◇主イエスはユダヤで、バプテスマのヨハネはアイノンでそれぞれ洗礼を授けていた。ヨハネの弟子たちは、人々が主イエスの方に行って洗礼を受けていることに対して憤慨していた。
◇しかしヨハネは、この現象を喜んでいる。「あの方は栄え、わたしは衰えなければならない」ヨハネは先駆者にすぎない。彼はあらゆるものに神の御手を見ている。そして彼の使命は、この現象の源である父なる神の存在を示すことにあるのだ。

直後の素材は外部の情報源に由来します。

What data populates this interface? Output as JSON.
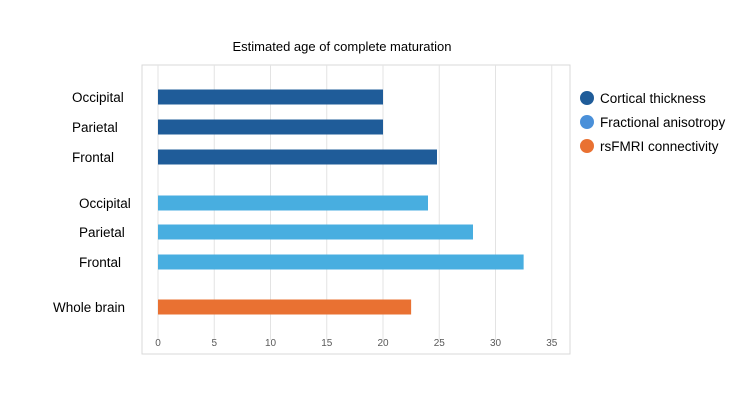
{
  "chart_data": {
    "type": "bar",
    "orientation": "horizontal",
    "title": "Estimated age of complete maturation",
    "xlabel": "",
    "ylabel": "",
    "xlim": [
      0,
      35
    ],
    "x_ticks": [
      0,
      5,
      10,
      15,
      20,
      25,
      30,
      35
    ],
    "grid": true,
    "legend_position": "right",
    "groups": [
      {
        "series": "Cortical thickness",
        "color": "#1f5c99",
        "bars": [
          {
            "label": "Occipital",
            "value": 20
          },
          {
            "label": "Parietal",
            "value": 20
          },
          {
            "label": "Frontal",
            "value": 24.8
          }
        ]
      },
      {
        "series": "Fractional anisotropy",
        "color": "#48aee0",
        "bars": [
          {
            "label": "Occipital",
            "value": 24
          },
          {
            "label": "Parietal",
            "value": 28
          },
          {
            "label": "Frontal",
            "value": 32.5
          }
        ]
      },
      {
        "series": "rsFMRI connectivity",
        "color": "#e97132",
        "bars": [
          {
            "label": "Whole brain",
            "value": 22.5
          }
        ]
      }
    ],
    "legend": [
      {
        "name": "Cortical thickness",
        "color": "#1f5c99"
      },
      {
        "name": "Fractional anisotropy",
        "color": "#4a90d9"
      },
      {
        "name": "rsFMRI connectivity",
        "color": "#e97132"
      }
    ]
  }
}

◇ヨハネは自分を、主イエスの為に遣わされた者だと認識している。そしてそのことを喜んでいる。それをはっきりと示す為に婚礼のたとえを用いている。婚礼に於いて花婿は重要な役割である。その介添人も重要な役割を担っている。しかし、花嫁を花婿の所に連れてくると、介添人の使命は終わる。婚礼の中心人物となることはない。しかし、この喜ばしい席にいる以上、この介添人も共に喜ぶ。まさに主イエスの為に遣わされた者として、ヨハネの弟子たちがもたらしたニュースが彼を喜びで満たすことになったように。
◇ヨハネは「主イエスは栄えなければならない」と語る。この背後には神の支配の必然性及び「あの方」と「わたし」の対比が為されている。仕える者は必ず衰えていく。主人の地位に取って代わるのが仕える者の役目ではないはずである。

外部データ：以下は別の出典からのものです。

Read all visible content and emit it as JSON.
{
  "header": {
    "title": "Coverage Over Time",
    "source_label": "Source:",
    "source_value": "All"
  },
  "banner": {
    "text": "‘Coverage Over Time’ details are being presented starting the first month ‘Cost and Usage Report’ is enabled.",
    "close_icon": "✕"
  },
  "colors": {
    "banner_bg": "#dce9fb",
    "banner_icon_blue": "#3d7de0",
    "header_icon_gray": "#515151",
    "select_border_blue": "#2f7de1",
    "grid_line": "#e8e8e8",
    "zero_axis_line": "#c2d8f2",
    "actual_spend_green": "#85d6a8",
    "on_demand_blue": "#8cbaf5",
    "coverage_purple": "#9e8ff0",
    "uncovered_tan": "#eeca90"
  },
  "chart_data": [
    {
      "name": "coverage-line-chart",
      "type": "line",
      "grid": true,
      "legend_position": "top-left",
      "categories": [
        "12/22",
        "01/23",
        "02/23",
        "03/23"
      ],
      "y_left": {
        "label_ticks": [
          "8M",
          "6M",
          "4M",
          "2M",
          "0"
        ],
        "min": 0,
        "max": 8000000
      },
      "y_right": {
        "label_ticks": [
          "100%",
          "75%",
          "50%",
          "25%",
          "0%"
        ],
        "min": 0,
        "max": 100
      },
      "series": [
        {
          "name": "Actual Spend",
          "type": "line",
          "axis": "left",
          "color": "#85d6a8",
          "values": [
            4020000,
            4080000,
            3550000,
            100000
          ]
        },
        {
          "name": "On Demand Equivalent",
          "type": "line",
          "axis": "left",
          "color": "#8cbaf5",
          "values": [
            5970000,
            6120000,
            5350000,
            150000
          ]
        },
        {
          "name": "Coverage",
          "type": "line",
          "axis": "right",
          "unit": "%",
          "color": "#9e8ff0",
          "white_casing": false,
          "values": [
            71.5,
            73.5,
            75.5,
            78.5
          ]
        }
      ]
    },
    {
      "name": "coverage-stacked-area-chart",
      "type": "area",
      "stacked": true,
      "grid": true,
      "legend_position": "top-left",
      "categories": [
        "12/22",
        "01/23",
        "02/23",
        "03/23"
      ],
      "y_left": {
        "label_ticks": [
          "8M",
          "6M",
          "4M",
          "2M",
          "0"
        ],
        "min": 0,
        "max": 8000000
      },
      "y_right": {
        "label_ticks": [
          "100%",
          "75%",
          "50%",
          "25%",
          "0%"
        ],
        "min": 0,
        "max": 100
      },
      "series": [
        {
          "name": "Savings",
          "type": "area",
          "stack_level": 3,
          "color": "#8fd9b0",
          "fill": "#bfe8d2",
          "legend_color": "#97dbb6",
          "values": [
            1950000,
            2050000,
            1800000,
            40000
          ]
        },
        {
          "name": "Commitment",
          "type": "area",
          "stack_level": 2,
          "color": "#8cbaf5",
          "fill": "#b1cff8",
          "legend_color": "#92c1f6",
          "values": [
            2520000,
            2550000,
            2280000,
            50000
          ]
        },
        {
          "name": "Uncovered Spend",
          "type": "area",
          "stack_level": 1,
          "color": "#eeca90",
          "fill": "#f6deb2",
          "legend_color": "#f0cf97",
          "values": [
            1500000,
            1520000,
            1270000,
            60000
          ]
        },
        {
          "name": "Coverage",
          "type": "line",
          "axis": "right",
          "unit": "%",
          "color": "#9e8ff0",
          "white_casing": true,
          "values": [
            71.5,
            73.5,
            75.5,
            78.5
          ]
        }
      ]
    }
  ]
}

◇主は天から来られた方である。ヨハネは「天から来た者」ではない。しかし、その彼を天におられる神が用いたもうた。その点でヨハネは単に「地に属する者」とは異なった存在なのだ。
◇主イエスの語る言葉は、人間の言葉ではなく神の言葉である。主イエスの言葉を受け入れることは神の言葉を受け入れることを意味する。それは同時に「神は真実である」ということに心から同意し、それを受け入れるということをも意味している。

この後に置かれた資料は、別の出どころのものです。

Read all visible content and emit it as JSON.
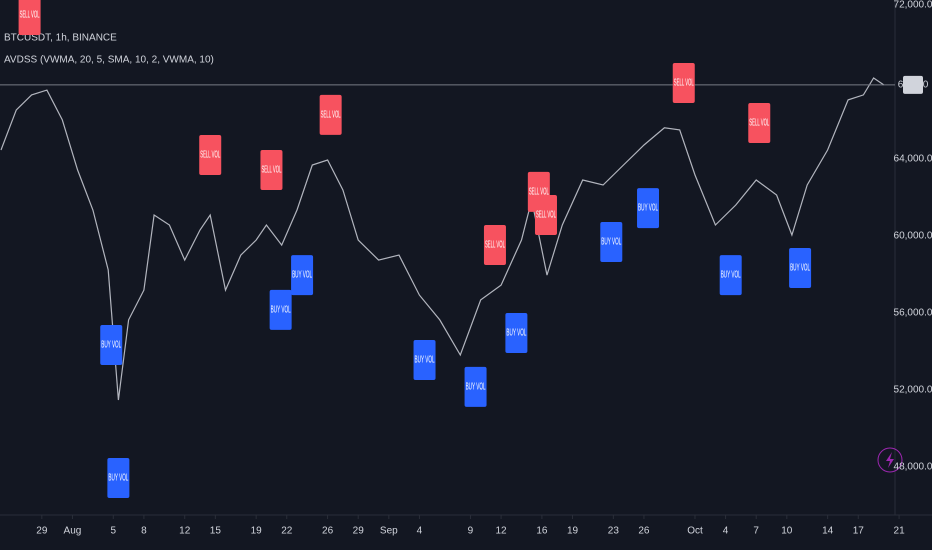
{
  "chart_data": {
    "type": "line",
    "title": "BTCUSDT, 1h, BINANCE",
    "subtitle": "AVDSS (VWMA, 20, 5, SMA, 10, 2, VWMA, 10)",
    "xlim": [
      -4.1,
      83.6
    ],
    "xticks": [
      {
        "value": 0,
        "label": "29"
      },
      {
        "value": 3,
        "label": "Aug"
      },
      {
        "value": 7,
        "label": "5"
      },
      {
        "value": 10,
        "label": "8"
      },
      {
        "value": 14,
        "label": "12"
      },
      {
        "value": 17,
        "label": "15"
      },
      {
        "value": 21,
        "label": "19"
      },
      {
        "value": 24,
        "label": "22"
      },
      {
        "value": 28,
        "label": "26"
      },
      {
        "value": 31,
        "label": "29"
      },
      {
        "value": 34,
        "label": "Sep"
      },
      {
        "value": 37,
        "label": "4"
      },
      {
        "value": 42,
        "label": "9"
      },
      {
        "value": 45,
        "label": "12"
      },
      {
        "value": 49,
        "label": "16"
      },
      {
        "value": 52,
        "label": "19"
      },
      {
        "value": 56,
        "label": "23"
      },
      {
        "value": 59,
        "label": "26"
      },
      {
        "value": 64,
        "label": "Oct"
      },
      {
        "value": 67,
        "label": "4"
      },
      {
        "value": 70,
        "label": "7"
      },
      {
        "value": 73,
        "label": "10"
      },
      {
        "value": 77,
        "label": "14"
      },
      {
        "value": 80,
        "label": "17"
      },
      {
        "value": 84,
        "label": "21"
      }
    ],
    "ylim": [
      45247,
      72260
    ],
    "yticks": [
      {
        "value": 48000,
        "label": "48,000.0"
      },
      {
        "value": 52000,
        "label": "52,000.0"
      },
      {
        "value": 56000,
        "label": "56,000.0"
      },
      {
        "value": 60000,
        "label": "60,000.0"
      },
      {
        "value": 64000,
        "label": "64,000.0"
      },
      {
        "value": 72000,
        "label": "72,000.0"
      }
    ],
    "last_price": {
      "value": 67850,
      "label": "67,850"
    },
    "x": [
      -4,
      -2.5,
      -1,
      0.5,
      2,
      3.5,
      5,
      6.5,
      7.5,
      8.5,
      10,
      11,
      12.5,
      14,
      15.5,
      16.5,
      18,
      19.5,
      21,
      22,
      23.5,
      25,
      26.5,
      28,
      29.5,
      31,
      33,
      35,
      37,
      39,
      41,
      43,
      45,
      47,
      48,
      49.5,
      51,
      53,
      55,
      57,
      59,
      61,
      62.5,
      64,
      66,
      68,
      70,
      72,
      73.5,
      75,
      77,
      79,
      80.5,
      81.5,
      82.5
    ],
    "values": [
      64470,
      66550,
      67330,
      67580,
      66030,
      63430,
      61350,
      58240,
      51480,
      55640,
      57190,
      61090,
      60570,
      58750,
      60310,
      61090,
      57190,
      59010,
      59790,
      60570,
      59530,
      61350,
      63690,
      63950,
      62390,
      59790,
      58750,
      59010,
      56930,
      55640,
      53820,
      56680,
      57450,
      59790,
      61870,
      57970,
      60570,
      62910,
      62650,
      63690,
      64730,
      65620,
      65510,
      63170,
      60570,
      61610,
      62910,
      62130,
      60050,
      62650,
      64470,
      67070,
      67330,
      68210,
      67850
    ],
    "color": "#b2b5be",
    "series": [
      {
        "name": "SELL VOL",
        "color": "#f7525f",
        "x": [
          -1.2,
          16.5,
          22.5,
          28.3,
          44.4,
          48.7,
          49.4,
          62.9,
          70.3
        ],
        "values": [
          71480,
          64210,
          63430,
          66290,
          59530,
          62290,
          61090,
          67950,
          65870
        ]
      },
      {
        "name": "BUY VOL",
        "color": "#2962ff",
        "x": [
          6.8,
          7.5,
          23.4,
          25.5,
          37.5,
          42.5,
          46.5,
          55.8,
          59.4,
          67.5,
          74.3
        ],
        "values": [
          54340,
          47430,
          56160,
          57970,
          53560,
          52160,
          54960,
          59690,
          61450,
          57970,
          58340
        ]
      }
    ]
  }
}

◇30節の「あの方は栄え、わたしは衰えなければならない」という言葉は、私どもにも当てはまる。自らが衰えるということはいったいどういうことなのか。そして自分が衰えていくことを、なぜ喜んで受け入れることができるのか。それは主イエスが天から来られたからである。私ども一人一人を支配されるお方、そのお方が栄える為には、この自分が衰えることを喜びを以て受け入れていい。私どもが栄えても仕方がない。主こそが栄え、み栄えがいつまでも現わされるべきなのだ。「国と力と栄えとは限りなく汝のものなればなり」アーメン。